In the 12 months of 2020, overdose deaths numbered 28.

In 2019, the county had 18 overdose deaths.

Opioids – heroin, fentanyl, morphine and some prescription pain relievers — account for more than 70 percent of overdose deaths nationwide, according to the Centers for Disease Control and Prevention.

In Vigo County, opioids account for almost all overdose deaths, the coroner’s office said.

Most of the overdoses are accidental — with only a few being intentional suicide. The age of victims ranges widely from 28 to 69 years old.

Mental health and social service professionals see the stress of the coronavirus pandemic looming behind the increase in substance use disorders.

“I just think this pandemic has been hard on everybody — employers and employees — the workforce has shifted,” said Myra Wilkey, chief executive officer of Mental Health America of West Central Indiana. “People are not OK. It’s not like you get sick and come back in a few days and resume work. People are self-medicating, wand there are all kinds of factors to consider.”

Suicide rates are also up due to the pandemic, Wilkey said, and Vigo County is following the national trend of more violent crime and increased use of drugs and alcohol.

“We are not used to being in isolation,” she said of the response to reduce spread of coronavirus. “It takes a toll on the human factor.”

The recent decision by the U.S. Supreme Court to allow evictions to resume nationwide will increase housing insecurity, she said.

MHAWCI operates housing programs with apartments for low-income veterans and individuals with chronic mental illness.

The priority list for housing has more people than can be served in the next three years, Wilkey said.

“All local aid agencies have been overwhelmed,” she said, including food assistance as well as housing agencies.

Broad look at Substance Use Disorder

Local drug treatment and recovery programs are also operating at or near capacity.

The recent openings of the the Anabranch Recovery Center and Hickory Treatment Center in Terre Haute have been helpful in the treatment of substance use disorder in the community, Wilkey said.

Mark Johnson, community impact director for the United Way of the Wabash Valley, said the seriousness of the substance use disorder problem in the region helped attract those recovery programs to Terre Haute, and has caused other community-based treatment and recovery programs to expand as they are able.

The United Way of the Wabash Valley serves communities in Clay, Parke, Sullivan, Vermillion and Vigo counties in Indiana and Clark County in Illinois.
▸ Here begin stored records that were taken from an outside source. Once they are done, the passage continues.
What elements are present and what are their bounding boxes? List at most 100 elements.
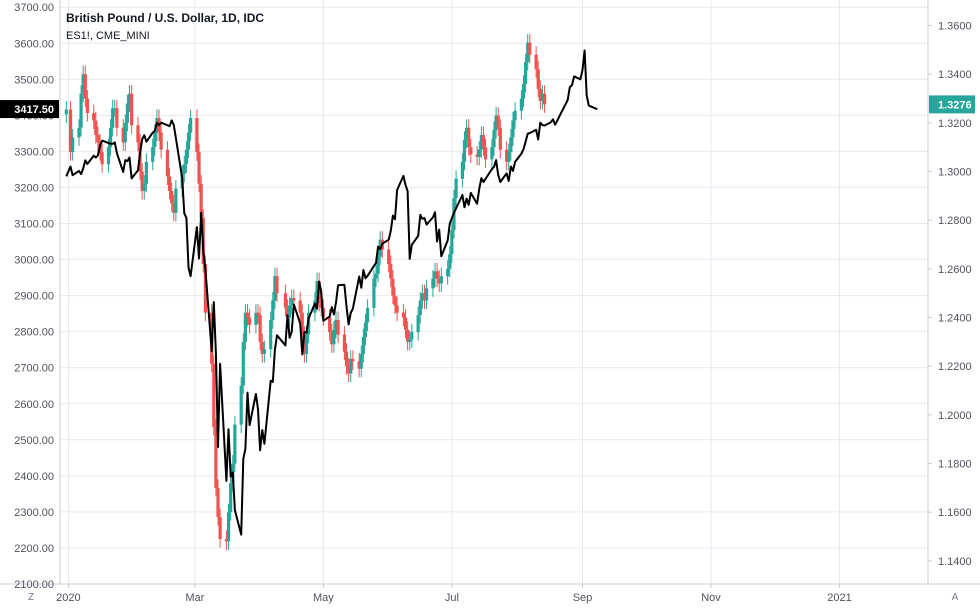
candle-body <box>439 276 443 284</box>
left-last-value-label: 3417.50 <box>14 104 54 116</box>
candle-body <box>376 256 380 274</box>
candle-body <box>94 120 98 136</box>
candle <box>218 508 222 548</box>
right-tick-label: 1.2600 <box>938 264 972 276</box>
candle-body <box>349 358 353 374</box>
right-tick-label: 1.3200 <box>938 118 972 130</box>
axes <box>0 0 980 585</box>
candle <box>115 99 119 137</box>
candle <box>416 306 420 341</box>
candle-body <box>245 312 250 318</box>
candle-body <box>330 332 334 345</box>
candle <box>77 119 81 146</box>
candle <box>125 94 130 132</box>
left-tick-label: 2300.00 <box>14 507 54 519</box>
candle-body <box>83 74 87 99</box>
candle-body <box>420 293 424 301</box>
candle-body <box>159 132 163 150</box>
candle <box>391 270 395 305</box>
candle-body <box>125 103 130 123</box>
candle-body <box>475 154 479 157</box>
candle-body <box>313 300 317 313</box>
candle-body <box>165 149 170 177</box>
right-tick-label: 1.3000 <box>938 167 972 179</box>
candle <box>64 100 68 123</box>
candle <box>151 138 155 171</box>
x-tick-label: Sep <box>573 592 593 604</box>
right-tick-label: 1.2200 <box>938 361 972 373</box>
candle <box>431 270 435 297</box>
candle <box>361 328 365 363</box>
right-last-value-bg <box>929 95 975 114</box>
zoom-button[interactable]: Z <box>28 592 34 603</box>
candle <box>106 138 111 173</box>
candle <box>136 116 140 151</box>
candle-body <box>243 312 247 342</box>
candle <box>71 128 75 161</box>
candle-body <box>100 152 104 165</box>
candle <box>422 284 427 310</box>
left-tick-label: 3100.00 <box>14 219 54 231</box>
right-tick-label: 1.2000 <box>938 410 972 422</box>
candle <box>505 141 509 171</box>
candle-body <box>68 109 73 153</box>
candle-body <box>216 487 220 518</box>
candle-body <box>229 483 233 513</box>
candle-body <box>195 118 199 153</box>
candle-body <box>408 339 412 342</box>
candle <box>479 126 483 159</box>
candle-body <box>483 147 488 160</box>
candle-body <box>372 278 376 308</box>
candle-body <box>254 312 258 325</box>
candle <box>519 90 523 120</box>
candle <box>233 416 237 473</box>
candle <box>283 284 288 317</box>
candle <box>401 304 406 327</box>
auto-scale-button[interactable]: A <box>952 592 959 603</box>
candle <box>224 530 229 550</box>
candle <box>439 267 443 292</box>
candle <box>248 309 252 334</box>
candle <box>197 143 201 193</box>
candle-body <box>498 127 502 150</box>
candle-body <box>422 293 427 301</box>
candle-body <box>262 349 266 355</box>
gbpusd-candles <box>64 34 547 550</box>
candle <box>330 323 334 353</box>
candle-body <box>288 305 292 318</box>
grid <box>60 0 928 585</box>
left-tick-label: 2800.00 <box>14 327 54 339</box>
candle-body <box>431 278 435 289</box>
left-tick-label: 2900.00 <box>14 291 54 303</box>
candle <box>108 119 113 156</box>
candle <box>446 260 450 285</box>
candle-body <box>424 288 429 301</box>
candle <box>403 309 408 339</box>
candle <box>521 75 526 108</box>
candle <box>513 102 517 129</box>
candle <box>243 304 247 351</box>
candle <box>450 221 454 263</box>
candle <box>144 153 148 193</box>
candle-body <box>342 334 347 352</box>
candle-body <box>479 135 483 150</box>
candle-body <box>197 152 201 184</box>
candle <box>483 138 488 168</box>
candle <box>542 85 547 113</box>
candle <box>460 153 464 188</box>
candle-body <box>509 137 513 153</box>
candle-body <box>521 83 526 99</box>
candle <box>186 124 191 159</box>
candle-body <box>454 178 458 199</box>
candle <box>216 479 220 526</box>
candle-body <box>536 69 540 89</box>
left-tick-label: 2700.00 <box>14 363 54 375</box>
candle-body <box>416 315 420 333</box>
candle-body <box>77 127 81 138</box>
x-axis-ticks: 2020 Mar May Jul Sep Nov 2021 <box>56 584 852 604</box>
candle <box>254 304 258 334</box>
candle-body <box>328 317 332 333</box>
right-tick-label: 1.1600 <box>938 507 972 519</box>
The agency’s Substance Use Disorders Council recently released a report on the public health risk to local communities posed by substance use and related disorders.

Overdose death rates in Indiana surpass the death rates of other seemingly more common causes such as homicide, suicide, diabetes and kidney disease, the report states. Substance use disorders, or SUD, also place a strain on law enforcement and healthcare systems.
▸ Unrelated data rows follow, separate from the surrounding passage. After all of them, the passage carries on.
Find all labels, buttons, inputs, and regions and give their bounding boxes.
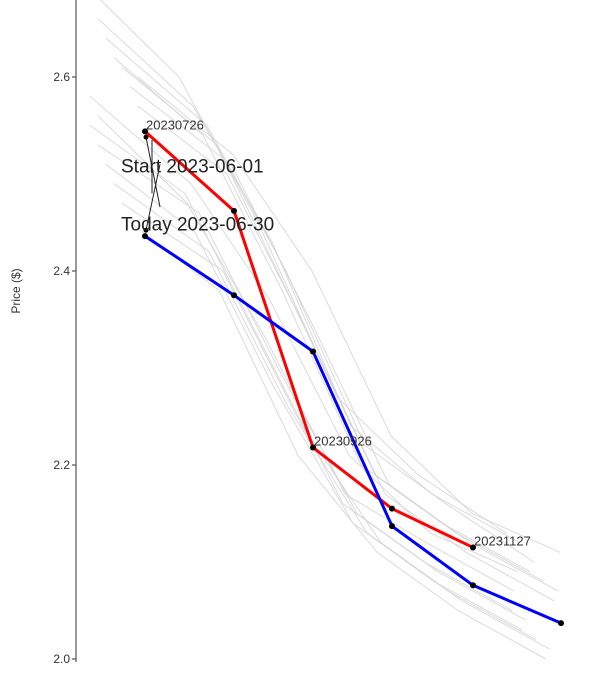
today-note-label: Today 2023-06-30 — [121, 215, 274, 236]
background-curve — [105, 163, 523, 631]
background-curve — [113, 57, 531, 573]
y-tick-label: 2.2 — [53, 458, 70, 472]
background-curve — [105, 37, 535, 563]
background-curve — [121, 202, 551, 650]
red-series-point — [310, 444, 316, 451]
blue-series-point — [558, 620, 564, 627]
red-series-point — [231, 207, 237, 214]
point-labels: 20230726 20230926 20231127 — [146, 117, 531, 548]
today-marker-point — [143, 227, 149, 233]
note-connectors — [145, 137, 161, 231]
y-axis-title: Price ($) — [9, 268, 23, 313]
red-series-point — [470, 544, 476, 551]
y-tick-label: 2.6 — [53, 70, 70, 84]
y-tick-label: 2.4 — [53, 264, 70, 278]
background-curve — [113, 183, 537, 641]
background-curve — [137, 76, 561, 553]
background-price-curves — [89, 0, 561, 660]
y-axis: 2.0 2.2 2.4 2.6 — [53, 0, 77, 666]
red-series-line — [144, 130, 474, 549]
background-curve — [89, 125, 513, 611]
blue-series-point — [310, 348, 316, 355]
background-curve — [97, 115, 515, 592]
background-curve — [121, 66, 545, 582]
blue-series-point — [142, 233, 148, 240]
series-group — [144, 130, 562, 625]
blue-series-point — [470, 582, 476, 589]
today-note-connector — [145, 164, 161, 231]
red-series-point — [389, 505, 395, 512]
background-curve — [89, 96, 519, 573]
start-note-label: Start 2023-06-01 — [121, 156, 264, 177]
start-marker-point — [143, 134, 149, 140]
series-points — [142, 128, 564, 627]
point-date-label: 20230726 — [146, 117, 204, 132]
point-date-label: 20231127 — [474, 533, 531, 548]
point-date-label: 20230926 — [314, 434, 372, 449]
blue-series-line — [144, 234, 562, 625]
red-series-point — [142, 128, 148, 135]
notes-group: Start 2023-06-01 Today 2023-06-30 — [121, 156, 274, 235]
background-curve — [137, 105, 555, 602]
background-curve — [97, 18, 521, 544]
background-curve — [99, 0, 507, 534]
blue-series-point — [389, 523, 395, 530]
start-note-connector — [145, 137, 161, 208]
background-curve — [129, 86, 559, 592]
background-curve — [129, 222, 547, 660]
y-tick-label: 2.0 — [53, 652, 70, 666]
blue-series-point — [231, 292, 237, 299]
During more than 40 community conversations conducted around the service area, Johnson said, SUD came up in every conversation.
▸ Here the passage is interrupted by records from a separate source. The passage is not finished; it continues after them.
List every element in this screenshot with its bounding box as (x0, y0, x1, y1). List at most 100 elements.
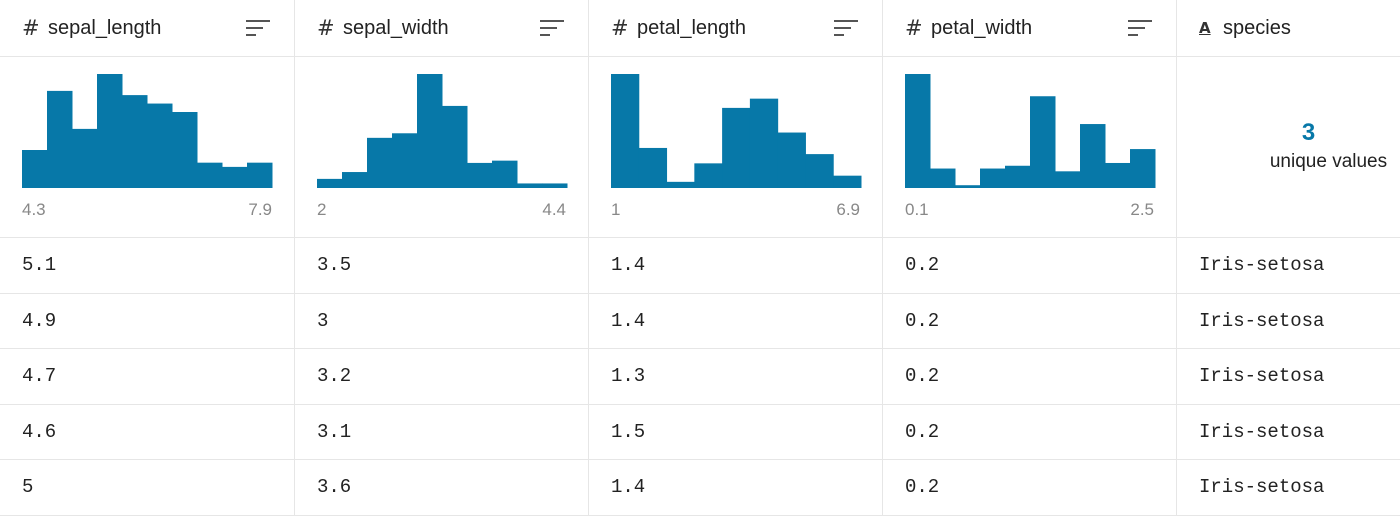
histogram-bar (222, 166, 248, 188)
histogram-bar (1005, 165, 1031, 188)
column-name: species (1223, 16, 1291, 39)
table-cell[interactable]: 1.4 (589, 293, 883, 348)
column-name: petal_length (637, 16, 746, 39)
table-cell[interactable]: 5 (0, 460, 295, 515)
histogram-bar (97, 74, 123, 188)
table-cell[interactable]: 3.6 (295, 460, 589, 515)
histogram-bar (517, 183, 543, 188)
text-type-icon: A (1199, 19, 1211, 37)
table-cell[interactable]: 3.5 (295, 238, 589, 293)
table-cell[interactable]: Iris-setosa (1199, 309, 1325, 332)
sort-icon[interactable] (1128, 20, 1152, 38)
numeric-type-icon: # (611, 16, 629, 40)
column-name: petal_width (931, 16, 1033, 39)
histogram-min-label: 0.1 (905, 200, 929, 219)
histogram-bar (22, 150, 48, 188)
sort-icon[interactable] (834, 20, 858, 38)
histogram-sepal-length: 4.3 7.9 (0, 57, 295, 237)
table-row[interactable]: 4.6 3.1 1.5 0.2 Iris-setosa (0, 404, 1400, 460)
column-name: sepal_length (48, 16, 162, 39)
histogram-bar (147, 103, 173, 188)
column-header-species[interactable]: A species (1177, 0, 1400, 56)
histogram-bar (805, 154, 834, 188)
table-cell[interactable]: 0.2 (883, 460, 1177, 515)
table-cell[interactable]: 3.1 (295, 404, 589, 459)
column-header-petal-width[interactable]: # petal_width (883, 0, 1177, 56)
histogram-max-label: 6.9 (836, 200, 860, 219)
table-cell[interactable]: 0.2 (883, 404, 1177, 459)
table-cell[interactable]: 4.6 (0, 404, 295, 459)
table-cell[interactable]: 0.2 (883, 349, 1177, 404)
histogram-bar (72, 128, 98, 188)
histogram-max-label: 2.5 (1130, 200, 1154, 219)
histogram-bar (833, 175, 862, 188)
histogram-bar (722, 107, 751, 188)
histogram-chart (317, 74, 568, 188)
histogram-bar (638, 147, 668, 188)
histogram-bar (197, 162, 223, 188)
table-row[interactable]: 4.7 3.2 1.3 0.2 Iris-setosa (0, 349, 1400, 405)
histogram-chart (611, 74, 862, 188)
column-header-petal-length[interactable]: # petal_length (589, 0, 883, 56)
histogram-bar (392, 133, 418, 188)
numeric-type-icon: # (22, 16, 40, 40)
histogram-bar (666, 181, 695, 188)
histogram-bar (172, 112, 198, 188)
table-cell[interactable]: 1.4 (589, 238, 883, 293)
histogram-max-label: 7.9 (248, 200, 272, 219)
table-row[interactable]: 4.9 3 1.4 0.2 Iris-setosa (0, 293, 1400, 349)
unique-values-box: 3 unique values (1177, 119, 1400, 173)
table-cell[interactable]: 4.7 (0, 349, 295, 404)
table-cell[interactable]: 1.5 (589, 404, 883, 459)
histogram-bar (611, 74, 640, 188)
histogram-bar (905, 74, 931, 188)
table-row[interactable]: 5 3.6 1.4 0.2 Iris-setosa (0, 460, 1400, 516)
table-header: # sepal_length # sepal_width # petal_len… (0, 0, 1400, 57)
histogram-min-label: 4.3 (22, 200, 46, 219)
histogram-bar (367, 137, 393, 188)
table-cell[interactable]: 1.4 (589, 460, 883, 515)
sort-icon[interactable] (246, 20, 270, 38)
table-row[interactable]: 5.1 3.5 1.4 0.2 Iris-setosa (0, 238, 1400, 294)
histogram-bar (980, 168, 1006, 188)
table-cell[interactable]: Iris-setosa (1199, 476, 1325, 499)
histogram-bar (492, 160, 518, 188)
histogram-petal-width: 0.1 2.5 (883, 57, 1177, 237)
histogram-bar (442, 105, 468, 188)
histogram-bar (1130, 149, 1156, 188)
table-cell[interactable]: Iris-setosa (1199, 254, 1325, 277)
histogram-bar (1055, 171, 1081, 188)
histogram-max-label: 4.4 (542, 200, 566, 219)
histogram-bar (749, 98, 779, 188)
histogram-bar (47, 90, 73, 188)
table-cell[interactable]: Iris-setosa (1199, 420, 1325, 443)
column-header-sepal-length[interactable]: # sepal_length (0, 0, 295, 56)
table-cell[interactable]: Iris-setosa (1199, 365, 1325, 388)
table-cell[interactable]: 3.2 (295, 349, 589, 404)
histogram-bar (247, 162, 273, 188)
column-header-sepal-width[interactable]: # sepal_width (295, 0, 589, 56)
sort-icon[interactable] (540, 20, 564, 38)
table-cell[interactable]: 4.9 (0, 293, 295, 348)
histogram-min-label: 1 (611, 200, 621, 219)
numeric-type-icon: # (317, 16, 335, 40)
table-cell[interactable]: 0.2 (883, 293, 1177, 348)
column-name: sepal_width (343, 16, 449, 39)
histogram-bar (1080, 124, 1106, 188)
histogram-bar (542, 183, 568, 188)
histogram-bar (342, 172, 368, 188)
histogram-bar (467, 162, 493, 188)
species-summary: 3 unique values (1177, 57, 1400, 237)
table-cell[interactable]: 5.1 (0, 238, 295, 293)
table-cell[interactable]: 1.3 (589, 349, 883, 404)
histogram-bar (777, 132, 806, 188)
histogram-bar (417, 74, 443, 188)
table-cell[interactable]: 0.2 (883, 238, 1177, 293)
histogram-chart (22, 74, 273, 188)
unique-label: unique values (1269, 151, 1388, 172)
column-summary-row: 4.3 7.9 2 4.4 1 6.9 0.1 2.5 3 unique val… (0, 57, 1400, 238)
histogram-petal-length: 1 6.9 (589, 57, 883, 237)
table-cell[interactable]: 3 (295, 293, 589, 348)
histogram-sepal-width: 2 4.4 (295, 57, 589, 237)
“Substance abuse disorder is indirectly affecting all of us, and that’s why United Way of the Wabash Valley is addressing this issue,” Johnson said.

Some misunderstanding remains about the disorder, he said, mostly surrounding the fact that SUD is a disease and people can recover to become productive in their communities.

Johnson said the concern about evictions and loss of housing is a valid issue, as that could prompt more people who have substance use disorder to lose their homes and live on the street.